GARRY Wilson, the courageous former Fitzroy rover, was knocked around so much that he played the final years of his career wearing a helmet, which was unusual in the early 1980s.
He says he was knocked out five or six times and, on about 20 occasions, finished a match with blurred vision.
But the repeated blows have done nothing to dampen his talent for figures.
During an interview in his apartment in Melbourne’s Docklands precinct near Etihad Stadium, Wilson, 57, recalls with great clarity how much he was earning as a Board of Works clerk when he made his debut with Fitzroy in 1971, aged 17.
He knows the number of finals he played (seven). Most of all, he knows the number of chickens he housed in his sheds outside Melbourne, chickens that helped make him a wealthy businessman.
Wilson was earning $38 a week as a clerk in 1971. His footy earnings were $35 a week.

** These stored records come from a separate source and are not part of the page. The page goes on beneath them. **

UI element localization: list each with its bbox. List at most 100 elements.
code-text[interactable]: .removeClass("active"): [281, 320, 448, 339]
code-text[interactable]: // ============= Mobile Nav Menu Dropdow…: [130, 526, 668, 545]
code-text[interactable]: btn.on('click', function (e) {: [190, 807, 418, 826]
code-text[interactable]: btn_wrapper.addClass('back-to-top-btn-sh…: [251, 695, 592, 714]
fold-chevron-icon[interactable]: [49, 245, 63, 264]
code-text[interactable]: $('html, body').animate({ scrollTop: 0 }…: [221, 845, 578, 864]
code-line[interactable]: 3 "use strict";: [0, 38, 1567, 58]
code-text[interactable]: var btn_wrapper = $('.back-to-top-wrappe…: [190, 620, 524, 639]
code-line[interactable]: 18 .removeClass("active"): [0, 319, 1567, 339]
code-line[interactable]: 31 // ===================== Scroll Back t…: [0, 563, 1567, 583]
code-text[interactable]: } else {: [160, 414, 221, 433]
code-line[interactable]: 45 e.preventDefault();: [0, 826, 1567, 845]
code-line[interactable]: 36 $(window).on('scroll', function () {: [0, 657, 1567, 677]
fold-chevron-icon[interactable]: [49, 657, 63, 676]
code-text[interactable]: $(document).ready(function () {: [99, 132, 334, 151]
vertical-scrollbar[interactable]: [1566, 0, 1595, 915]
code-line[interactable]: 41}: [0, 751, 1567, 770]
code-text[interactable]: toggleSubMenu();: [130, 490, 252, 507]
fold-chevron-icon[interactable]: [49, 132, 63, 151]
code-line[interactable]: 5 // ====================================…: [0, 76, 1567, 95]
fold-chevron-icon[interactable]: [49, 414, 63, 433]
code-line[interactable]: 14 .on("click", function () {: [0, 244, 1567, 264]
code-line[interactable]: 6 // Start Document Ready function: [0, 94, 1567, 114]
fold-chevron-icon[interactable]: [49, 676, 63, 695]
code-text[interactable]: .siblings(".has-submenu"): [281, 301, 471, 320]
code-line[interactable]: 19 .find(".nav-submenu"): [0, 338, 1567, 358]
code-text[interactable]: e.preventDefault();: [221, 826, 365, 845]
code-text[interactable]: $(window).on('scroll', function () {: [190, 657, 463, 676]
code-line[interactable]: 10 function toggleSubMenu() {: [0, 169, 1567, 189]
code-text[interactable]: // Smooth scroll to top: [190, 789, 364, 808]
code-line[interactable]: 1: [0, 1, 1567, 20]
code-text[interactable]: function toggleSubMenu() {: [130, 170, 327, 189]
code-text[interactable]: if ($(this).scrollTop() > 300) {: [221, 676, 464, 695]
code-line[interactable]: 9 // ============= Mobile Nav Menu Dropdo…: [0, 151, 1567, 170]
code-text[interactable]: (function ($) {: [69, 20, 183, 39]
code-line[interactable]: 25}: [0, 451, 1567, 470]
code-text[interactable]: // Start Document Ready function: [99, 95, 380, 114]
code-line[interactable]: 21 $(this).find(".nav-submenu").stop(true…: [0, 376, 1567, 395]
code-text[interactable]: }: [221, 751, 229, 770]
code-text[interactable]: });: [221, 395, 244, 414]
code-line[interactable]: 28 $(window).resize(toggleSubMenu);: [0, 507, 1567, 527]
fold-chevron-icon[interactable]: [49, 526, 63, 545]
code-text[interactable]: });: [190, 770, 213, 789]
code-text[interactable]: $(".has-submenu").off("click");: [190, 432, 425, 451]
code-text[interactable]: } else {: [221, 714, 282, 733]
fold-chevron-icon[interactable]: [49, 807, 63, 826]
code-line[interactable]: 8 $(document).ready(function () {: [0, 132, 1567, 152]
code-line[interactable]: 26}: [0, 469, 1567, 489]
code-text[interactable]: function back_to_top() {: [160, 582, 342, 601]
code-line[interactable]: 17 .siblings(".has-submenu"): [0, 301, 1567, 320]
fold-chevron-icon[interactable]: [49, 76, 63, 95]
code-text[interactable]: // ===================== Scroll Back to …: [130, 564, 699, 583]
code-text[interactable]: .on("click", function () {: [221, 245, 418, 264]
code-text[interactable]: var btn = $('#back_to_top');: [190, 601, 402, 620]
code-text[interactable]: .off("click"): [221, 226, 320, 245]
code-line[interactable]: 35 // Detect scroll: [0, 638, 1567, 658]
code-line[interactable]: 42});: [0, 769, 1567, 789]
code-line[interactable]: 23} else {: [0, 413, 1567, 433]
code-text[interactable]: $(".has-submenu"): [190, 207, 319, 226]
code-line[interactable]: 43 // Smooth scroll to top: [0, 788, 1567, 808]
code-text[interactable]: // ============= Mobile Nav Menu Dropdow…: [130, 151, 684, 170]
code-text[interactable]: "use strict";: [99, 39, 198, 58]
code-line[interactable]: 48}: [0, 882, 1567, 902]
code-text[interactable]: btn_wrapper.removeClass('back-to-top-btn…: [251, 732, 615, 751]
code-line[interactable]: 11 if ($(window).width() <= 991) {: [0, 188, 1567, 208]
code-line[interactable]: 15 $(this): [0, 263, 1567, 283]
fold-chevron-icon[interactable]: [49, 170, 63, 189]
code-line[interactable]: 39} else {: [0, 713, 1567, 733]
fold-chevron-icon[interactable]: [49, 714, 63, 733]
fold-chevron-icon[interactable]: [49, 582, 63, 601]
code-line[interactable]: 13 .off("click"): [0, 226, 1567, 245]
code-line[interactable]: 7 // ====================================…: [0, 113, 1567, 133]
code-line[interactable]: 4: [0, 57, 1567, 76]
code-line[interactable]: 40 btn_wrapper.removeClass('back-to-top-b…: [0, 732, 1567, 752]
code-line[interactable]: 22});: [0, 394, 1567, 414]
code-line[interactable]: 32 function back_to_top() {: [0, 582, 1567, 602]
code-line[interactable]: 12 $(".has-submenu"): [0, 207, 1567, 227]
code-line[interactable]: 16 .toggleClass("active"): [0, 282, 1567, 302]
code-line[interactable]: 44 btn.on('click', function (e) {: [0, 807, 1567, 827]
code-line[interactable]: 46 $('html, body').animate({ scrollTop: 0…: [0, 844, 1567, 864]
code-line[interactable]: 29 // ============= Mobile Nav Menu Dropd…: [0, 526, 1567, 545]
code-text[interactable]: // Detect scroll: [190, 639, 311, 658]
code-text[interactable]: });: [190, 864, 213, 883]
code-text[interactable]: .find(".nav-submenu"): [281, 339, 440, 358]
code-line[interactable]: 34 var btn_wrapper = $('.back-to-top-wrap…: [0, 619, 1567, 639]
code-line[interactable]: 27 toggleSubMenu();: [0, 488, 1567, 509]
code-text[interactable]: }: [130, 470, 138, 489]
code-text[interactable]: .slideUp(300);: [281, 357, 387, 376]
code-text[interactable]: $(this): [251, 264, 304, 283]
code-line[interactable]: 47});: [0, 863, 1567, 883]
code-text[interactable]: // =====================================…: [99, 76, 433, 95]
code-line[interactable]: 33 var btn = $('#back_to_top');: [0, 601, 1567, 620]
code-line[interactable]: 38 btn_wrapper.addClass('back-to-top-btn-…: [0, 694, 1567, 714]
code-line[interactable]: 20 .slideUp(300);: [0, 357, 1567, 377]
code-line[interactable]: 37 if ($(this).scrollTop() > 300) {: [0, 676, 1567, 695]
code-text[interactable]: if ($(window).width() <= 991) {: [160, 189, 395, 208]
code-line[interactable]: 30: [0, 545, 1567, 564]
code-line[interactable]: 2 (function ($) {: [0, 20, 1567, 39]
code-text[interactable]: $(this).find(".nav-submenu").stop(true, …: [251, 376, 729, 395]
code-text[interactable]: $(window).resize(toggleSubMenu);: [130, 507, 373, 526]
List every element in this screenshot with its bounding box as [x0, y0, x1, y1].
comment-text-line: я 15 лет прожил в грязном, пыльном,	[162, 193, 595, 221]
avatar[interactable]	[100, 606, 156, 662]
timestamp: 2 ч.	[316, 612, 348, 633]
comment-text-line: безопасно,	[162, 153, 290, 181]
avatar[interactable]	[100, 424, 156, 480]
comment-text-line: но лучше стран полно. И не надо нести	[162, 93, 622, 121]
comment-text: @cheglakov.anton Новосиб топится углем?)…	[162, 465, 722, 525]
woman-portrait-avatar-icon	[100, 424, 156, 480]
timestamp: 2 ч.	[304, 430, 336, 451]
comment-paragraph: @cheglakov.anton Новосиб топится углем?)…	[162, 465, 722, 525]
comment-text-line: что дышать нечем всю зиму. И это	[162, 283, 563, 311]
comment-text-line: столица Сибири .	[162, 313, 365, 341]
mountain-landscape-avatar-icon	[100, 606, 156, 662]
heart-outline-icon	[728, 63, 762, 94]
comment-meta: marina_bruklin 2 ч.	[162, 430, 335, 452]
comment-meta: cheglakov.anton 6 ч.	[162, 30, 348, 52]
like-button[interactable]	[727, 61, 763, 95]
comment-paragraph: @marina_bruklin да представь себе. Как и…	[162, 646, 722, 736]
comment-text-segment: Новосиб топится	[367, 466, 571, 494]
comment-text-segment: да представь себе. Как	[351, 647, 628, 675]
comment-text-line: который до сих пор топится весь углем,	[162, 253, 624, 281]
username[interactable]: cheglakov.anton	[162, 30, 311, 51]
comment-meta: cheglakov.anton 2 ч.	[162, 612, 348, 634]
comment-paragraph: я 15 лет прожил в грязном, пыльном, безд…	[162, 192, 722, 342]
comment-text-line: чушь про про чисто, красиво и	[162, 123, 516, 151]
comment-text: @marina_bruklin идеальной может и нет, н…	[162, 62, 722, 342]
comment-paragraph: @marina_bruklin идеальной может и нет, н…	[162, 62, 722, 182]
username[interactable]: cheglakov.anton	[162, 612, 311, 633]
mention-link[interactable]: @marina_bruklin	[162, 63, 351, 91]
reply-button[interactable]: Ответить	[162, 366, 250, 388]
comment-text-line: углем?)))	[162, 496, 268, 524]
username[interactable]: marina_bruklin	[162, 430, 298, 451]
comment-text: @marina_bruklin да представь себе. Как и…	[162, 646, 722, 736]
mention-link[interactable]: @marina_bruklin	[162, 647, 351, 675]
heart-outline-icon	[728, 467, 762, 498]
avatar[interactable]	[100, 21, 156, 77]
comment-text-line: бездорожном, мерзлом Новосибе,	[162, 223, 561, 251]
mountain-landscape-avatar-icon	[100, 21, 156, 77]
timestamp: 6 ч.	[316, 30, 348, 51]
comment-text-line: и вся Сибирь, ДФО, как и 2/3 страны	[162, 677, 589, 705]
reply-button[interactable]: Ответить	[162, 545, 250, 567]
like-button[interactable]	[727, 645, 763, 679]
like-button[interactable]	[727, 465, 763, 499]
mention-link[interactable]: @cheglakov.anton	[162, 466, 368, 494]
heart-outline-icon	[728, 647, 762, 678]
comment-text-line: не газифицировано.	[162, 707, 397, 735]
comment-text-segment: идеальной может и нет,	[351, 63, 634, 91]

He won his first best and fairest award in 1972, when he was 18. In all, he won five best and fairests in his 268-game career.
He finished third in the 1978 Brownlow Medal and second the following year.
It’s not hard to glean that he would have liked a little medal in his trophy room.
"Everyone would like to win one," Wilson says.
Away from statistics, it’s notable Wilson played the last few years of his career as a professional. He spent his weekdays swimming and going to medicos to enable him to get over injuries. He wanted to milk as much as possible out of his career, which finished in 1984 when he was 31.
"I probably worked as hard as anyone," he says. "I think I got the most out of myself."
Towards the end of his career, Wilson struck up a friendship with David Lurie, a solicitor who was a member of a Fitzroy coterie group. Wilson was interested in property and had an ambition to move into real estate at the end of his career.
Lurie introduced Wilson to the merits of negative gearing. "By 31, I had built up a reasonable property portfolio," he says.
Two years after his footy career had ended, Wilson was offered the chance to go into a chicken-meat business on the Mornington Peninsula. He took his willingness to take risks on the property market into his new business venture.
He started with two sheds on his property at Moorooduc. Those sheds housed 80,000 birds. Then he built another two sheds. His sheds gave him the capacity to house 140,000 birds.
Wilson bought two properties in West Gippsland and kept increasing the number of chickens he housed. By 2003, he had sheds with the capacity to house 332,000 chickens. More than five batches of chickens are turned over in those sheds every year. Wilson was selling a lot of bird.
He sold out of his business in two steps before moving into semi-retirement in 2008. When asked how much he made, Wilson revealed only that he "did well" out of chickens.
His current job is project-managing a 20-apartment development on the old St Macartan’s school site in Mornington.
"I don’t think of myself as some sort of genius in business," he says. "The degree of difficulty in playing footy is much greater. I nearly killed myself playing footy."
Wilson and his wife Roslyn have two adult children, Lee and Shaun. The couple lives in Frankston South and has an apartment at Mooloolaba on the Sunshine Coast. They use the Docklands apartment mainly during the AFL finals and the spring carnival.
Wilson plays golf at The National club in Cape Schanck on Saturday afternoons. For several years, he played golf with ex-teammate Bernie Quinlan.
His most enduring friendship from footy is with Alan Thompson, the 1970s Fitzroy wingman, who lives in Warrnambool.
Wilson credits footy with teaching him discipline and a work ethic. He is grateful the game provided a path to a happy and successful life.